Bro. O’Neill: For 30 years, I have had the privilege of teaching social ethics at the Jesuit School of Theology at the University of Santa Clara. With students from many countries, we explored the history and development of the CST and its implications for the challenges we face today: genocide, systemic racism, forced migration, gender bias, ethnic conflicts, homophobia, poverty, etc. for many years as a Catholic chaplain for women, especially migrant minority women incarcerated at the Federal Corrections Institute in Dublin, California. Before my own studies I worked with young refugee children in Tanzania and after leaving JST in 2019 I resumed my work with refugees, serving with JRS in Kakuma refugee camp in the north. western Kenya. This little book was finished there.

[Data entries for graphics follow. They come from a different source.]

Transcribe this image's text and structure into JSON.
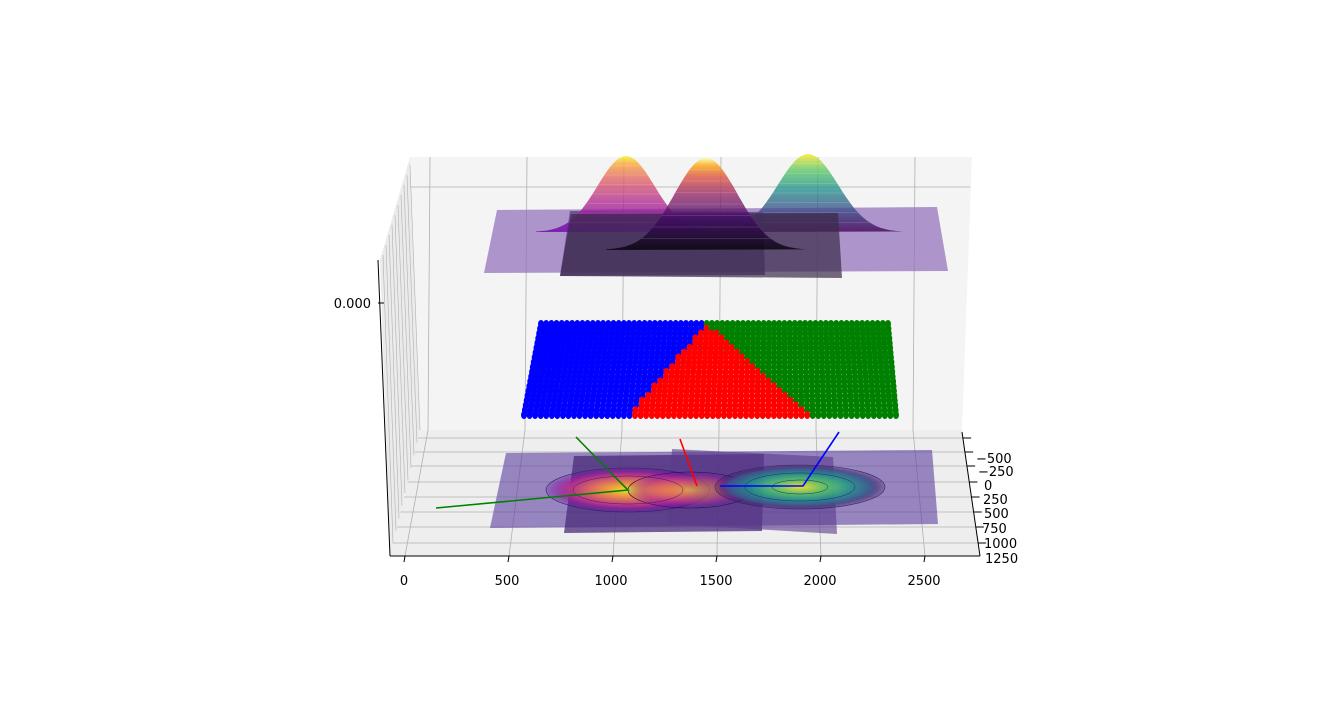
{
  "chart_data": {
    "type": "surface3d",
    "title": "",
    "xlabel": "",
    "ylabel": "",
    "zlabel": "",
    "x_ticks": [
      "0",
      "500",
      "1000",
      "1500",
      "2000",
      "2500"
    ],
    "y_ticks": [
      "−500",
      "−250",
      "0",
      "250",
      "500",
      "750",
      "1000",
      "1250"
    ],
    "z_ticks": [
      "0.000"
    ],
    "grid": true,
    "surfaces": [
      {
        "colormap": "plasma",
        "center_x": 1050,
        "center_y": 0
      },
      {
        "colormap": "inferno",
        "center_x": 1250,
        "center_y": 0
      },
      {
        "colormap": "viridis",
        "center_x": 1950,
        "center_y": 0
      }
    ],
    "classification_regions": [
      {
        "color": "#0000ff",
        "region": "left"
      },
      {
        "color": "#ff0000",
        "region": "center"
      },
      {
        "color": "#008000",
        "region": "right"
      }
    ],
    "direction_lines": [
      {
        "color": "#008000"
      },
      {
        "color": "#ff0000"
      },
      {
        "color": "#0000ff"
      }
    ],
    "colors": {
      "blue": "#0000ff",
      "red": "#ff0000",
      "green": "#008000",
      "pane": "#f2f2f2",
      "grid": "#b0b0b0"
    }
  }
}
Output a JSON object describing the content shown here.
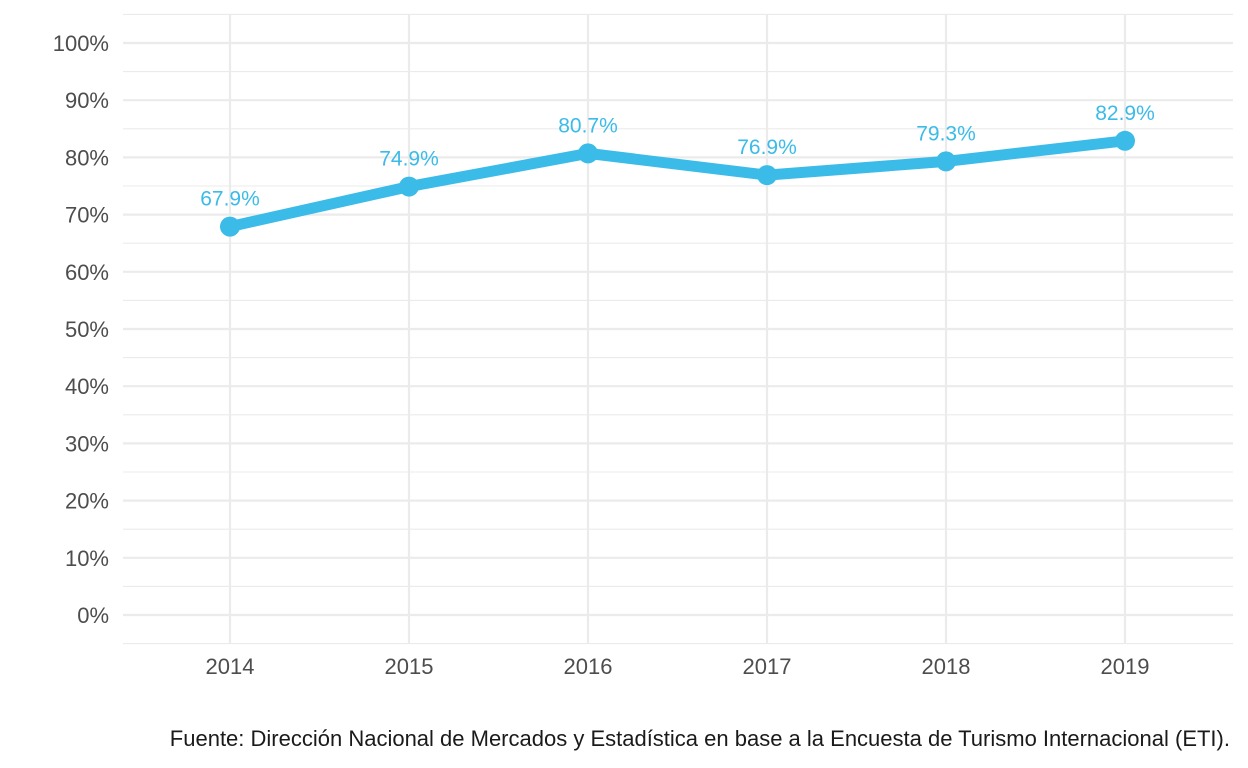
{
  "chart_data": {
    "type": "line",
    "categories": [
      "2014",
      "2015",
      "2016",
      "2017",
      "2018",
      "2019"
    ],
    "series": [
      {
        "values": [
          67.9,
          74.9,
          80.7,
          76.9,
          79.3,
          82.9
        ],
        "labels": [
          "67.9%",
          "74.9%",
          "80.7%",
          "76.9%",
          "79.3%",
          "82.9%"
        ]
      }
    ],
    "y_ticks": [
      "0%",
      "10%",
      "20%",
      "30%",
      "40%",
      "50%",
      "60%",
      "70%",
      "80%",
      "90%",
      "100%"
    ],
    "ylim": [
      0,
      100
    ],
    "grid": true,
    "legend": "none",
    "line_color": "#3bbbe8",
    "gridline_color": "#ebebeb",
    "caption": "Fuente: Dirección Nacional de Mercados y Estadística en base a la Encuesta de Turismo Internacional (ETI)."
  }
}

ISN: What are your hopes for this resource? How do you hope it will transform individuals and communities?

Bro. O’Neill: Tradition, as one of my professors said, is the “living faith of the dead”, while traditionalism is the “dead faith of the living”. So often the moral teaching of the Church seems like a litany of “no” when it is ultimately an “Amen,” a yes to the divine Amen embodied in Jesus. CST is a way of life, to incarnate the Gospel in our generation, “today listening to us”. Of course, Ignatian solidarity is inspired by the CST, and even more by those who live it, the great saints like Romero and Day, but also our companions on the journey, in the movement of Ignatian solidarity.

Yet, unfortunately, CST often remains “our best kept secret”. This little book, along with others, like Thomas Massaro, SJ’s Living justice, is an attempt to spread the good news. At the request of Cardinal Michael Czerny, we used it in a workshop for the Migrants and Refugees Section of the Vatican Dicastery for the Promotion of Integral Human Development. And we’ve incorporated it into our orientation programs for JRS national staff. The first part of the book offers a brief overview of the history, development and key themes of the tradition; while the second part tackles a range of issues, including the priority of work over capital, poverty, racial and gender bias, the ethics of war and peace, forced migration and social reconciliation. I hope it will be a useful guide for all of us engaged in the “struggle for justice, love and peace”.